The property sheet section is at the bottom of the Identity Appliance Modeler screen. It's the entry point for accessing the details of identity appliance elements, and it's where editing actions on those details take place.

In order to add an element to an existing identity appliance model, simply click on one of the items from the Palette and then drag and drop it onto the Diagram Canvas.

Connecting two elements is achieved by dragging onto the diagram an item of the required connection type, then selecting the source and target elements you wish to associate together.

You can edit by clicking the element in question from the Diagram Canvas and selecting the field you wish to update within the property sheet section.

Element removal is achieved by clicking on the red cross that appears when a rollover action is performed on an element of the diagram.

The Identity Architect is also in control of transforming the identity architecture model into a fully executing artifact. As with the Identity Appliance Modeler, it's a simple point-and-click process.

The Identity Appliance Life Cycle Management screen offers a grid-based layout, within which columns are used to represent the different states possible for the identity appliance artifact.

Switching the identity appliance from one state to another is achieved by dragging the identity appliance item from the column representing the source state, and dropping it into the column representing the target state.

For instance, in order to build an identity appliance: select and drag the corresponding item from the "Saved" column and drop it into the "Staged" column. Additionally, an identity appliance in the "Deployed" state can be started and stopped with the buttons located to the right of the item.

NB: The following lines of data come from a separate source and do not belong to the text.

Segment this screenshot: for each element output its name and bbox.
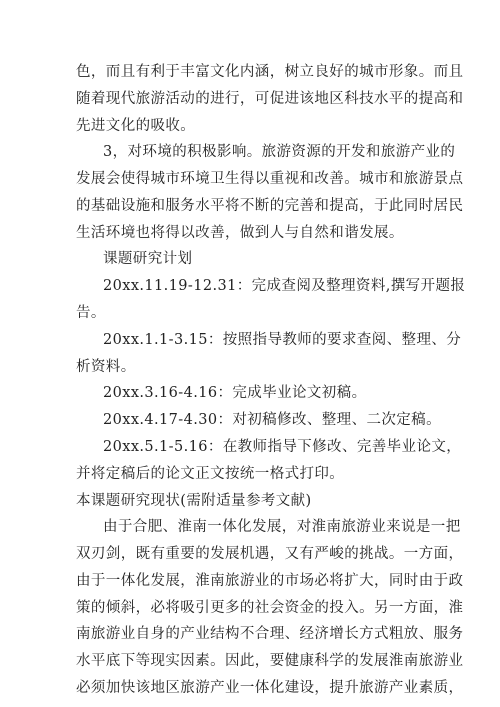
- text-line-11: 20xx.1.1-3.15：按照指导教师的要求查阅、整理、分: [103, 332, 462, 348]
- text-line-7: 生活环境也将得以改善，做到人与自然和谐发展。: [76, 225, 404, 241]
- text-line-9: 20xx.11.19-12.31：完成查阅及整理资料,撰写开题报: [103, 278, 466, 294]
- text-line-6: 的基础设施和服务水平将不断的完善和提高，于此同时居民: [76, 198, 464, 214]
- text-line-22: 南旅游业自身的产业结构不合理、经济增长方式粗放、服务: [76, 626, 464, 642]
- section-heading-status: 本课题研究现状(需附适量参考文献): [76, 493, 312, 509]
- text-line-20: 由于一体化发展，淮南旅游业的市场必将扩大，同时由于政: [76, 573, 464, 589]
- text-line-2: 随着现代旅游活动的进行，可促进该地区科技水平的提高和: [76, 91, 464, 107]
- text-line-3: 先进文化的吸收。: [76, 118, 196, 134]
- text-line-18: 由于合肥、淮南一体化发展，对淮南旅游业来说是一把: [103, 519, 461, 535]
- text-line-24: 必须加快该地区旅游产业一体化建设，提升旅游产业素质，: [76, 680, 464, 696]
- text-line-21: 策的倾斜，必将吸引更多的社会资金的投入。另一方面，淮: [76, 600, 464, 616]
- text-line-10: 告。: [76, 305, 106, 321]
- text-line-16: 并将定稿后的论文正文按统一格式打印。: [76, 466, 345, 482]
- text-line-13: 20xx.3.16-4.16：完成毕业论文初稿。: [103, 385, 367, 401]
- text-line-14: 20xx.4.17-4.30：对初稿修改、整理、二次定稿。: [103, 412, 441, 428]
- section-heading-plan: 课题研究计划: [103, 251, 193, 267]
- text-line-4: 3，对环境的积极影响。旅游资源的开发和旅游产业的: [103, 144, 456, 160]
- text-line-5: 发展会使得城市环境卫生得以重视和改善。城市和旅游景点: [76, 171, 464, 187]
- text-line-1: 色，而且有利于丰富文化内涵，树立良好的城市形象。而且: [76, 64, 464, 80]
- text-line-23: 水平底下等现实因素。因此，要健康科学的发展淮南旅游业: [76, 653, 464, 669]
- text-line-15: 20xx.5.1-5.16：在教师指导下修改、完善毕业论文，: [103, 439, 462, 455]
- text-line-12: 析资料。: [76, 359, 136, 375]
- text-line-19: 双刃剑，既有重要的发展机遇，又有严峻的挑战。一方面，: [76, 546, 464, 562]
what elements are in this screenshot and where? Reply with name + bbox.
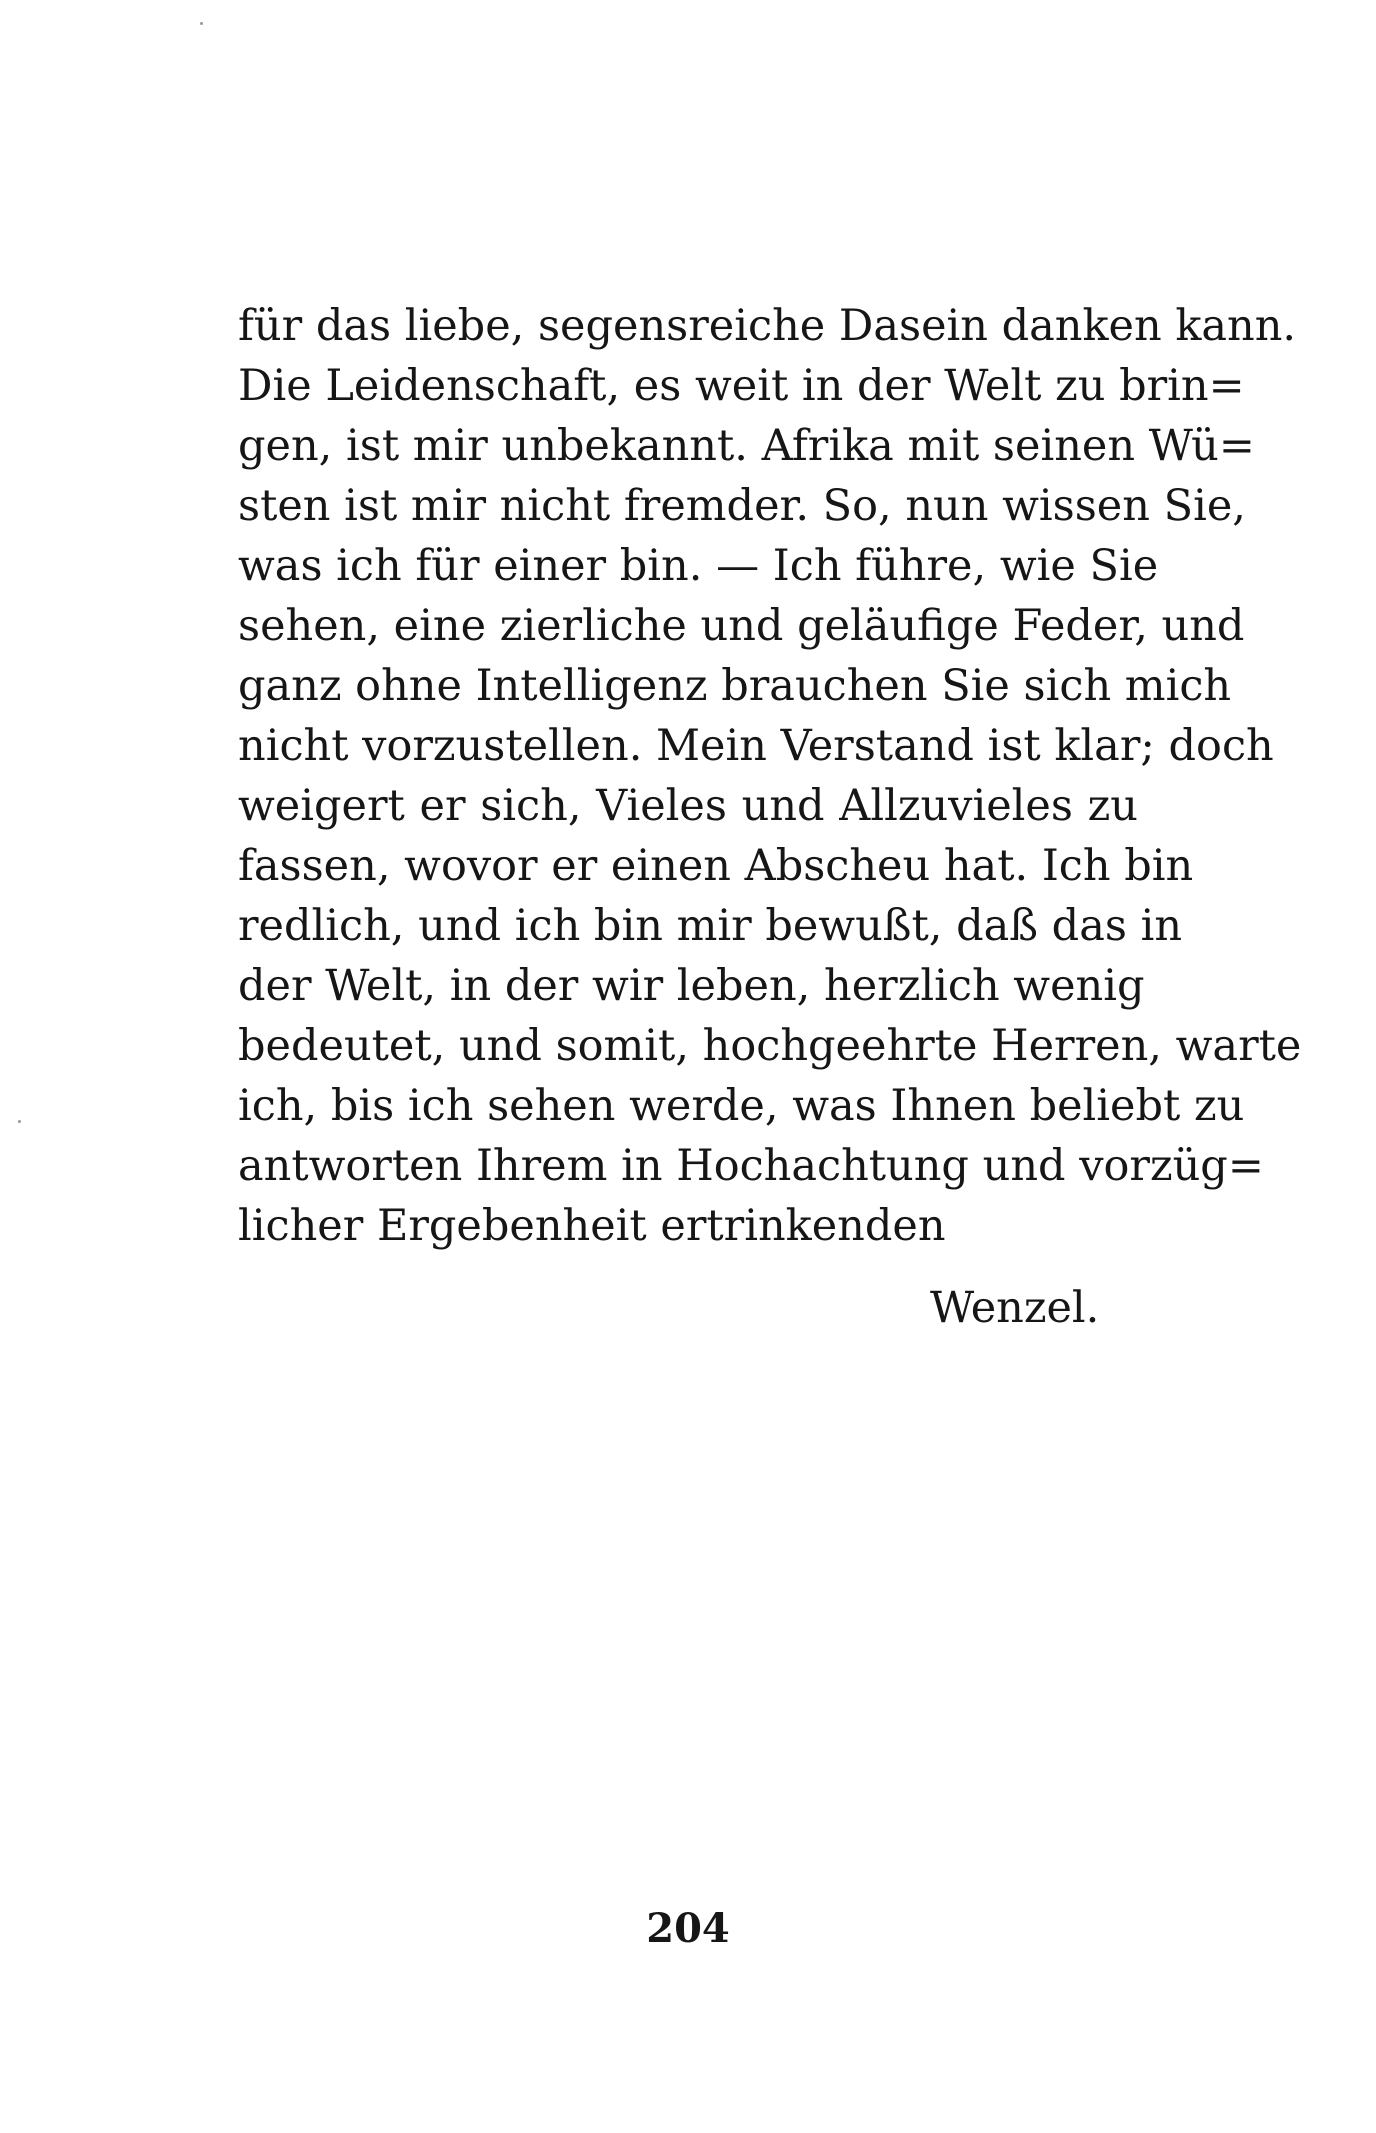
body-text — [238, 296, 1302, 1256]
text-line: fassen, wovor er einen Abscheu hat. Ich bin — [238, 841, 1194, 891]
text-line: licher Ergebenheit ertrinkenden — [238, 1201, 946, 1251]
paper-speck — [200, 22, 203, 25]
text-line: bedeutet, und somit, hochgeehrte Herren, warte — [238, 1021, 1302, 1071]
paper-speck — [18, 1120, 21, 1123]
text-line: antworten Ihrem in Hochachtung und vorzüg= — [238, 1141, 1264, 1191]
text-line: redlich, und ich bin mir bewußt, daß das in — [238, 901, 1183, 951]
text-line: für das liebe, segensreiche Dasein danken kann. — [238, 301, 1297, 351]
signature: Wenzel. — [930, 1283, 1100, 1333]
page-number: 204 — [646, 1905, 730, 1952]
text-line: was ich für einer bin. — Ich führe, wie Sie — [238, 541, 1159, 591]
text-line: Die Leidenschaft, es weit in der Welt zu brin= — [238, 361, 1245, 411]
text-line: weigert er sich, Vieles und Allzuvieles zu — [238, 781, 1138, 831]
text-line: gen, ist mir unbekannt. Afrika mit seinen Wü= — [238, 421, 1255, 471]
text-line: ganz ohne Intelligenz brauchen Sie sich mich — [238, 661, 1232, 711]
text-line: sehen, eine zierliche und geläufige Feder, und — [238, 601, 1245, 651]
text-line: sten ist mir nicht fremder. So, nun wissen Sie, — [238, 481, 1246, 531]
text-line: ich, bis ich sehen werde, was Ihnen beliebt zu — [238, 1081, 1245, 1131]
text-line: nicht vorzustellen. Mein Verstand ist klar; doch — [238, 721, 1274, 771]
text-line: der Welt, in der wir leben, herzlich wenig — [238, 961, 1145, 1011]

Being an all-in-one solution, JOSSO2 is bundled with an identity store - known as and identity vault - onto which user accounts and entitlements can be provisioned. Identity vaults can be bound to both Identity and Service Provider entities. The identity vault is built on an Apache Derby relational database system.

Both accounts and groups can be provisioned. Accounts can also be associated to one or more groups in order to serve as the input for Role-Based Access Control (RBAC).